Em 2012, ela foi indicada pela segunda vez ao Oscar de Melhor Atriz, dessa vez com o filme “Histórias Cruzadas”. Em 2014, surge o papel que coloca uma cadeira cativa bordada de Viola Davis no coração do público: o da advogada criminal na série “How To Get Away With Murder”, produzida por Shonda Rhimes. A série lhe rendeu o Emmy de Melhor Atriz em 2015, um ano antes da consagração da tríplice coroa em 2016, com “Um Limite Entre Nós”.
Davis fez história ao se tornar a primeira mulher negra a levar a estatueta. A importância desse momento e o absurdo de não ter acontecido antes foram destacados pela atriz num discurso histórico: “A única coisa que separa as mulheres negras de qualquer outra pessoa é oportunidade. Você não pode ganhar um Emmy por papéis que simplesmente não existem. Obrigada a estas mulheres que ajudaram a redefinir o que significa ser bonita, ser sexy, ser uma mulher protagonista, ser negra”
Em 2021, Viola retornou ao Oscar indicada como Melhor Atriz por interpretar Gertrude Rainey, uma das primeiras cantoras do blues a ser gravada, em “A Voz Suprema do Blues”, mais uma adaptação da peça de August Wilson.
No total, entre Oscar, BAFTA, Emmy, Globo de Ouro, SAG Awards, People’s Choice Awards, foram 29 indicações e 10 estatuetas. Com quase 30 anos de carreira, decidiu não aguardar mais Hollywood te entregar.
Começou a entregar ao mundo. Ao lado do marido, criou a JuVee Productions, produtora independente, que busca promover histórias a partir de “uma ampla gama de vozes emergentes”, trazendo à luz discussões sobre raça e proporcionando maiores oportunidades no teatro e no cinema.
O poder da representatividade de Viola Davis
Viola está em constante ação estratégica para que outras mulheres negras não precisem percorrer uma via-crúcis na tentativa de melhorar de vida. É mulher, independente e tem uma trajetória marcada por superação. Não veste a capa do vitimismo: pega suas virtudes e as escancara para o mundo. Tentaram de todas as formas silenciá-la.
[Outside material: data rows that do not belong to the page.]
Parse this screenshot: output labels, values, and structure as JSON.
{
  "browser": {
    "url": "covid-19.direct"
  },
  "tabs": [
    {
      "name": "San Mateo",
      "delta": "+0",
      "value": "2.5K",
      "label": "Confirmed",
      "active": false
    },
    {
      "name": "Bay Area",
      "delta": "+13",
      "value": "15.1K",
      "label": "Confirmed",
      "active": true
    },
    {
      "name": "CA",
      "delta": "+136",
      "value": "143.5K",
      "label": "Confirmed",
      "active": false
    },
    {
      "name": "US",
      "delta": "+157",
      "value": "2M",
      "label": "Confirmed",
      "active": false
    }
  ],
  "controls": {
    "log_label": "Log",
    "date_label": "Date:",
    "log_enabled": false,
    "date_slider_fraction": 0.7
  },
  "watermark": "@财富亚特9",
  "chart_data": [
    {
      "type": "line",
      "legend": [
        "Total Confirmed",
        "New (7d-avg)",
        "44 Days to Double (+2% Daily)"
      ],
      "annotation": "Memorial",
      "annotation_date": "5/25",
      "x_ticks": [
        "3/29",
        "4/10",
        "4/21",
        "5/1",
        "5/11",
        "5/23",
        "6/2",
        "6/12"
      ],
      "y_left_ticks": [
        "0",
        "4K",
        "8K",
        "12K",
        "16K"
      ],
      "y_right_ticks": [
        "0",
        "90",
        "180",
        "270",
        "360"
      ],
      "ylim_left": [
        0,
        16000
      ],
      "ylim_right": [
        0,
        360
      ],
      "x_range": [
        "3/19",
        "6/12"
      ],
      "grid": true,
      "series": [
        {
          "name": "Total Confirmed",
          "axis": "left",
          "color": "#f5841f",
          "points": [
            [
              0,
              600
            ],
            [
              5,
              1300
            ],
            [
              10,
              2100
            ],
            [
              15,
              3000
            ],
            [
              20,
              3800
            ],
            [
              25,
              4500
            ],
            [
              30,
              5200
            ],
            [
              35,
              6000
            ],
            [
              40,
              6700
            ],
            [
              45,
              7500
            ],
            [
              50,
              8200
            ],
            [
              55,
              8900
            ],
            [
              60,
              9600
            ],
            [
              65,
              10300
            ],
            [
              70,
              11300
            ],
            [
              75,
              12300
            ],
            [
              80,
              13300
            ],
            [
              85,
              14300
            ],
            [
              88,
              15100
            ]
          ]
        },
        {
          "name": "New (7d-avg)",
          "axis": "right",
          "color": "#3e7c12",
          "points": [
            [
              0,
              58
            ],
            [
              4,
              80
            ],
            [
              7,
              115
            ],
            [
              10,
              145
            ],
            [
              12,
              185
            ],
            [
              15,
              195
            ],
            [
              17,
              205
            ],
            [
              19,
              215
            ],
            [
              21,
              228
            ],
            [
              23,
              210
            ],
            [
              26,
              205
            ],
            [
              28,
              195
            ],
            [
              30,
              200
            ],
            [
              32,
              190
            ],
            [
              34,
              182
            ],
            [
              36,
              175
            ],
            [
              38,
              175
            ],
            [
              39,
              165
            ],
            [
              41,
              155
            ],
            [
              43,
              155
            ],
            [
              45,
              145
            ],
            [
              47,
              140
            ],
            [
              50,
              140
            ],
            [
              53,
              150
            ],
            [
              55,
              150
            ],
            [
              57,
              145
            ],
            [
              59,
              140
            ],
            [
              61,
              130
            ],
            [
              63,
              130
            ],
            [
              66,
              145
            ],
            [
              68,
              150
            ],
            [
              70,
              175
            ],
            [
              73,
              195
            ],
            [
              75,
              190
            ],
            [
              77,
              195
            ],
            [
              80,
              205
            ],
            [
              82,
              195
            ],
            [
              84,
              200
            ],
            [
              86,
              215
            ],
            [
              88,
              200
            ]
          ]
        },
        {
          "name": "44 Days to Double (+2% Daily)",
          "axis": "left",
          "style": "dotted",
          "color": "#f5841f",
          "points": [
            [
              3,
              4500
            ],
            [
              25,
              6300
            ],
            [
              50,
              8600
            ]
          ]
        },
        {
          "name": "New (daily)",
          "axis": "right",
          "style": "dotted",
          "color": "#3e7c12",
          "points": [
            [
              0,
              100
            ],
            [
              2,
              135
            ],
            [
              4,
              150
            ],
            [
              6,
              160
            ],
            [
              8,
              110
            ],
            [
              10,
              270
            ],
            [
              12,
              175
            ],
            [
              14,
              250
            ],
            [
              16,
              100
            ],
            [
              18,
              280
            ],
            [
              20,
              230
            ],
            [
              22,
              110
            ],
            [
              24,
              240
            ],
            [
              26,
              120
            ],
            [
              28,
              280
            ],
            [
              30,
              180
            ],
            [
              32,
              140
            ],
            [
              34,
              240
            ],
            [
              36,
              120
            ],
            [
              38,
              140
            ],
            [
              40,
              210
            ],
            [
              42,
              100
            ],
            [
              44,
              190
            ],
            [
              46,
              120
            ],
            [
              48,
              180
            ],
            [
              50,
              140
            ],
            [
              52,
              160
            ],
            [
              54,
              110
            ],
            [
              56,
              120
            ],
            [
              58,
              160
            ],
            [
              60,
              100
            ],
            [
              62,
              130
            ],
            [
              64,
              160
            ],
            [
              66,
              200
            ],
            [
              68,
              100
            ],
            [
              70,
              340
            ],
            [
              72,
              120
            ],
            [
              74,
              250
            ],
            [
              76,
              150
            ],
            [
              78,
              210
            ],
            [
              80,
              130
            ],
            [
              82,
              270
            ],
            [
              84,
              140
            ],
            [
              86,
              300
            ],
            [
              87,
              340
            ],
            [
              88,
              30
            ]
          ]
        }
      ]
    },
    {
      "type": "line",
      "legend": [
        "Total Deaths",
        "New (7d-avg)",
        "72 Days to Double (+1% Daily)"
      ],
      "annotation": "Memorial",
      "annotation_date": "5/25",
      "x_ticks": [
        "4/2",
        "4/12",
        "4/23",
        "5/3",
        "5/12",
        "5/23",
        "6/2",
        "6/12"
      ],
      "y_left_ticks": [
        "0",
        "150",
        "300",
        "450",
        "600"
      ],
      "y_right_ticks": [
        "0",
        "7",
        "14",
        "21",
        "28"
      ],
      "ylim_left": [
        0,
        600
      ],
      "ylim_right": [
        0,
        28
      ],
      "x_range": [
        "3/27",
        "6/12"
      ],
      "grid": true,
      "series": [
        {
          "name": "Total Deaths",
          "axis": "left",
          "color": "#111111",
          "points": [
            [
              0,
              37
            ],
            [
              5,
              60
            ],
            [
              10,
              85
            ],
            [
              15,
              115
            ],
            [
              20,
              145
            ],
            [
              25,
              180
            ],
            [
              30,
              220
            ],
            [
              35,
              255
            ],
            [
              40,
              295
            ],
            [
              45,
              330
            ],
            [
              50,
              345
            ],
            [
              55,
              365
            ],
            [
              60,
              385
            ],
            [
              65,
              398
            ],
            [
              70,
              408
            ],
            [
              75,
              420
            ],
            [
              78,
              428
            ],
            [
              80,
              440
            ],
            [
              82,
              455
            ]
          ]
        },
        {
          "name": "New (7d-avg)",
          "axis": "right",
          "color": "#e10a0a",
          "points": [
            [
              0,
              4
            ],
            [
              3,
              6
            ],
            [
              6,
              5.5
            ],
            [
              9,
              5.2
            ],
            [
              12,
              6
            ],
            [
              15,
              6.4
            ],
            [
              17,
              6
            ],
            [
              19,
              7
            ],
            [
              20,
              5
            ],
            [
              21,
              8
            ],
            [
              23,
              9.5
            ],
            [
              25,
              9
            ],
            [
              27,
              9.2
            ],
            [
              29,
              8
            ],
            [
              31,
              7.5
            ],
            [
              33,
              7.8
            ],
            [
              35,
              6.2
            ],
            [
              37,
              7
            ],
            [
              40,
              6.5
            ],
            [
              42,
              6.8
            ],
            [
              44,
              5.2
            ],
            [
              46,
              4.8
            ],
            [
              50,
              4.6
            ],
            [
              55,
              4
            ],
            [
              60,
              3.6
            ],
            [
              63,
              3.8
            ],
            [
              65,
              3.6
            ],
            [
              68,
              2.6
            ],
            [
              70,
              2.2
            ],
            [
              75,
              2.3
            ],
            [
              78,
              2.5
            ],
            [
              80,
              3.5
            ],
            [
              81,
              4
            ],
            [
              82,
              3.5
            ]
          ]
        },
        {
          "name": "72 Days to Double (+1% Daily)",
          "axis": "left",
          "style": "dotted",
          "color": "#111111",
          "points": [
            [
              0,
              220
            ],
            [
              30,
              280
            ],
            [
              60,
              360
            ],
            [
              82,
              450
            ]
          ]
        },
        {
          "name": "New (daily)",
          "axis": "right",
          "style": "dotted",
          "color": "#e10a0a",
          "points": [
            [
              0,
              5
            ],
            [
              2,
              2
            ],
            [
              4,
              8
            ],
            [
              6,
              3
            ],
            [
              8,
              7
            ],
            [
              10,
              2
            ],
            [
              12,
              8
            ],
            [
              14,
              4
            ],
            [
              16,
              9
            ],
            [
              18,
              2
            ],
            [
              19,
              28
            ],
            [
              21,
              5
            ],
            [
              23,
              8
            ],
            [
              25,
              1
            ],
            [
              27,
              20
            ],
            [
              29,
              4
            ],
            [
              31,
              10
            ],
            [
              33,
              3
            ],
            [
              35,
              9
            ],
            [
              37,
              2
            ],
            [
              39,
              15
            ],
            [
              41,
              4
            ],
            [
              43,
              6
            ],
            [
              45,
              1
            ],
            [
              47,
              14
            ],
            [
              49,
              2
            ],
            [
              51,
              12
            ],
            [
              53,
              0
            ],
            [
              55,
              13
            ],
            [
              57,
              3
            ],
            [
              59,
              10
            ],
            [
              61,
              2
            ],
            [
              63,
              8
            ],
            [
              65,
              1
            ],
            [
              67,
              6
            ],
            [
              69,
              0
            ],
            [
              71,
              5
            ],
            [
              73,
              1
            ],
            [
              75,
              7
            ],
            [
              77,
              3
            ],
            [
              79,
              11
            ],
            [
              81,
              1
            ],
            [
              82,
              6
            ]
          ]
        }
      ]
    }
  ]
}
Ou melhor, por muito tempo nem deram ouvidos.
E quando ela tentou se fazer ouvida, a excluíram. Clássico mecanismo social. Fator de identificação. Não ser ouvida. Citando Racionais: “por você ser preto, você precisa ser 2 vezes melhor, mas como fazer 2 vezes melhor se você está pelo menos 100 vezes atrasado, pela escravidão, pela história, pelo preconceito, pelos traumas. 2 vezes melhor como?”.
Viola não é nenhuma heroína e reconhece suas vulnerabilidades. É um pouco do que todos queremos ser. Nos identificamos com Viola porque ela é aquilo que mostra, que expressa para o mundo. Vivemos em tempos cada vez mais incertos (com menos previsibilidade e mais dificuldade de planejar algo com assertividade) e mais complexos e voláteis (o ritmo de nossa sociedade é veloz e as mudanças são mais bruscas do que antigamente).
Nesse cenário, faz-se necessária, a todo o momento, nossa capacidade de criar, recriar e cocriar, respondendo ao mundo externo de uma forma mais atenta e sensível.
Por isso que é tão importante tentar desmistificar a falha, o fracasso. Vai doer, não tire isso do jogo. E cada um tem seu tempo para processar o que isso significa. Nada mais justo.
De todo fracasso ou conquista vem um aprendizado. Da conquista, os grandes nomes do esporte, como Michael Jordan e Pelé, dizem que é o alívio. Do fracasso, a capacidade da mutação, da reflexão interna, de se olhar um pouco mais analiticamente – hábito que as pessoas deveriam praticar mais.
Ouse. Vença a desconfiança.
Você deve entender que você não precisa sofrer nem sobreviver e, sim, tem o direito à escolha, direito a escolher uma maneira de viver bem primeiramente consigo, com seus limites, com seu tempo, com o que realmente importa para você e com pessoas ao seu redor dispostas a cobrirem tua retaguarda quando for preciso.